A year ago, the Republican field was crowded with politicians battling over which camp was better prepared for the White House - governors who had run a state or senators who had worked in Washington. This was supposed to be the election that allowed the Republican Party to reinvent itself, attracting a broader diversity of voters and shifting away from divisive issues.

Trump was everything the party didn't think it wanted, with his plans for mass deportation and a "great, great wall" on the U.S.-Mexico border. But he seemed to be exactly what many Republican voters wanted: an outsider who has never held elected office and is pumping his own money into his presidential campaign rather than relying on a super PAC. He wasn't afraid to attack the Republican establishment, his GOP rivals or Democratic front-runner Hillary Clinton. Plus, he made debates fun to watch.
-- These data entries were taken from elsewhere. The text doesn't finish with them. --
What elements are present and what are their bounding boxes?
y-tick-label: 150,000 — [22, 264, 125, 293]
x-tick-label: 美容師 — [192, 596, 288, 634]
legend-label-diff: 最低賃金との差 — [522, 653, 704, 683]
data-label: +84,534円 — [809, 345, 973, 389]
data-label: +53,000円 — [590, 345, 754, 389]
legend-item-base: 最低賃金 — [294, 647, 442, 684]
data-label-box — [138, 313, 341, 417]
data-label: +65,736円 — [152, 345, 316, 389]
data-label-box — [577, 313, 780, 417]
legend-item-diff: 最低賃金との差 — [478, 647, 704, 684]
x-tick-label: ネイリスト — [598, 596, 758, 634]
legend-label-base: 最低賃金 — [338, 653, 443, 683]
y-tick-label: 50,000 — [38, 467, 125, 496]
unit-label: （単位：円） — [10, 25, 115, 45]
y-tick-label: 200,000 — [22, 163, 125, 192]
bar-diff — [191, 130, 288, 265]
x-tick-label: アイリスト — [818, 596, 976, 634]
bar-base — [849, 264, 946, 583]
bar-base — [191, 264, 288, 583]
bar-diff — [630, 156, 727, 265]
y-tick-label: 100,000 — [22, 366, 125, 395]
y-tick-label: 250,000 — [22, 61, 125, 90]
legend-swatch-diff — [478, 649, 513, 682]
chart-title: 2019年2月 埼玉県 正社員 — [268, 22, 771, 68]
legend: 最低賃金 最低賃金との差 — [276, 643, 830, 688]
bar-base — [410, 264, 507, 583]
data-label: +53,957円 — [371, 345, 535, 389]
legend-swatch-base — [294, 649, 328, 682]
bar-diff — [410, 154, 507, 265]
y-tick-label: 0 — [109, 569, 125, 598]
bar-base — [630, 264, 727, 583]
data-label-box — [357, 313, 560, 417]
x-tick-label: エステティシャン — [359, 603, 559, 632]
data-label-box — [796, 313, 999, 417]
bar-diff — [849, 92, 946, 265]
"He's got everybody stirred up, and that's a good thing," said Vickie Hagen, 57, a school-bus driver who lives in Davenport and went to Trump's last event on Saturday. She plans to caucus for the first time on Monday, voting for Trump so that he can win her state and prove his doubters wrong. "He's an anomaly, so it's like: Let's find out if he's really real. I know he can do what he does. He's a great businessman."

As Trump tweeted, attacked and gained in the polls, he grew increasingly frustrated that the media and the party were not taking him seriously. At the third Republican debate in Colorado in late October, moderator John Harwood of CNBC listed off some of Trump's more outlandish promises - building the border wall and forcing Mexico to pay for it, deporting 11 million people and cutting taxes by $10 trillion without adding to the debt.

"Is this a comic book version of a presidential campaign?" Harwood asked.

As the debate audience laughed, Trump responded curtly: "No, not a comic book, and it's not a very nicely asked question the way you say that."

Since then, Trump has had to continue to answer such questions, especially after he went on a 95-minute-long, deeply personal rant about one of his rivals, retired surgeon Ben Carson, during a town hall in Iowa. And after he stumbled through questions about whether or not he would set up a database to track Muslims. And after he called for a temporary ban on allowing nearly all foreign Muslims into the country.

And again, just last week, when he skipped the last GOP debate before the caucuses.

"A lot of people have laughed at me over the years," Trump said at a rally in New Hampshire on Friday, the morning after the debate. "But they're not laughing at me anymore."